One small change in working methods encapsulated the attempts to be constantly progressing for Willoughby: “We went away from proof of concept, where you’re not really proving anything and went to minimum viable product. That means you’re putting the bones of the thing together and doing the least amount of work possible to show people that it works. Proofs of concept, typically you throw it away and start back from where you were, but minimum viable products mean you are moving and starting a trajectory. It was a mindset and language change to implement that.”
Reform in An Garda Síochána, digital or otherwise, has been happening under the umbrella of the report A Policing Service for the Future, which carried with it 10 principles and 50 key recommendations, the last of the principles being that the force must be “adaptive, innovative and cost effective”. Recommendations under that principle include the complete overhaul of the digital aspect of the force and the wearing of body cameras by officers. The plan also mandates the acquisition of 2,000 devices by the force before the end of 2019.

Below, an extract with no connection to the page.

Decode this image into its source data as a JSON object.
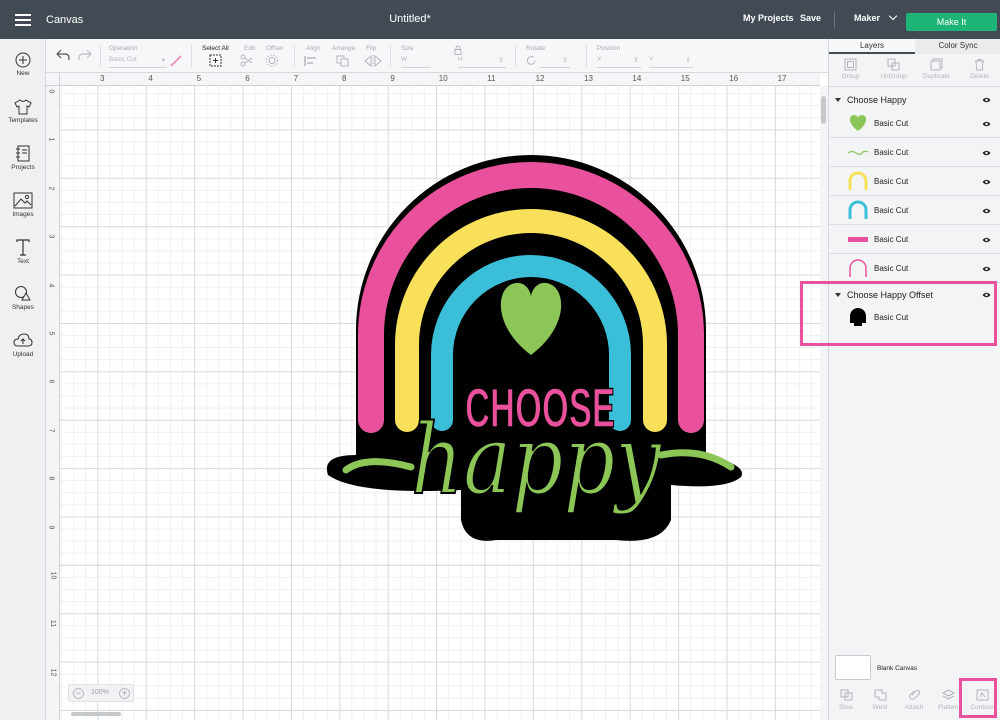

“The strategy has endless mentions of where mobile fits in and sets out very clearly the direction we need to go in,” Willoughby says. “Our ICT strategy sets out a vision for mobility and it again puts the Garda at the centre. It’s about the Garda being better connected to have whatever they need and that’s something that’s different for the organisation. If we’re giving a tool to a Garda, a rule we have is that everything that they have to do can be ‘Once and Done’ and finished. There’s no paperwork afterwards, the members don’t have to back to the station, if they’re doing something on a mobile app.”
“If you want to change an organisation the size of An Garda Síochána, you start with making changes with the 14,000 frontline where even a small change will make a massive difference at the backend, whereas, with 200 senior people will only give you incremental change.”
Willoughby then moves on to the technicalities of the activities Gardaí can now undertake on the app: “Looking at frontline engagement, we’ve given them the ability to scan things. The way we have written apps is that each app has micro capabilities. For example, we have a service for authentication, so if we decide in the future that we want to change that process, we only have one micro capability to change and all the other apps use that. We have a passport App that not only scans the Machine Readable Zone on the passport, but also unlocks the biometric chip, reads the data and can validate the passport we have in our hands.
“A year ago, we had 50 small stations that weren’t yet networked with traditional broadband, because we have small stations in places that haven’t yet been covered by the National Broadband Plan. What we have been able to do is use smart technology to put boosted internet signal into those places and use the power of the mobile device to connect the member to the back end. By the end of the year, all of the sites will have connectivity. We have also just closed a tender where the speed gun will work with the app. When it gets a hit, it will automatically connect to the phone, using Bluetooth, and the phone will present the full details of the car and the speed. We have pushed our portal into an app now which means that Gardaí don’t have to go into their stations in the morning and will still receive bulletins. We have developed a series of smart cars and what we’ve done is put WiFi in the car with a dual sim router, so wherever the car is in the country, it’s connected, and the range is within 150 metres of the car. “
Change is afoot in An Garda Síochána and Willoughby sounds confident and assured as he concludes by looking to the future: “We want 1,000 devices to go out per month next year. We are building dashboards for senior people to see what’s happening on a daily basis. We are changing the way we do things.”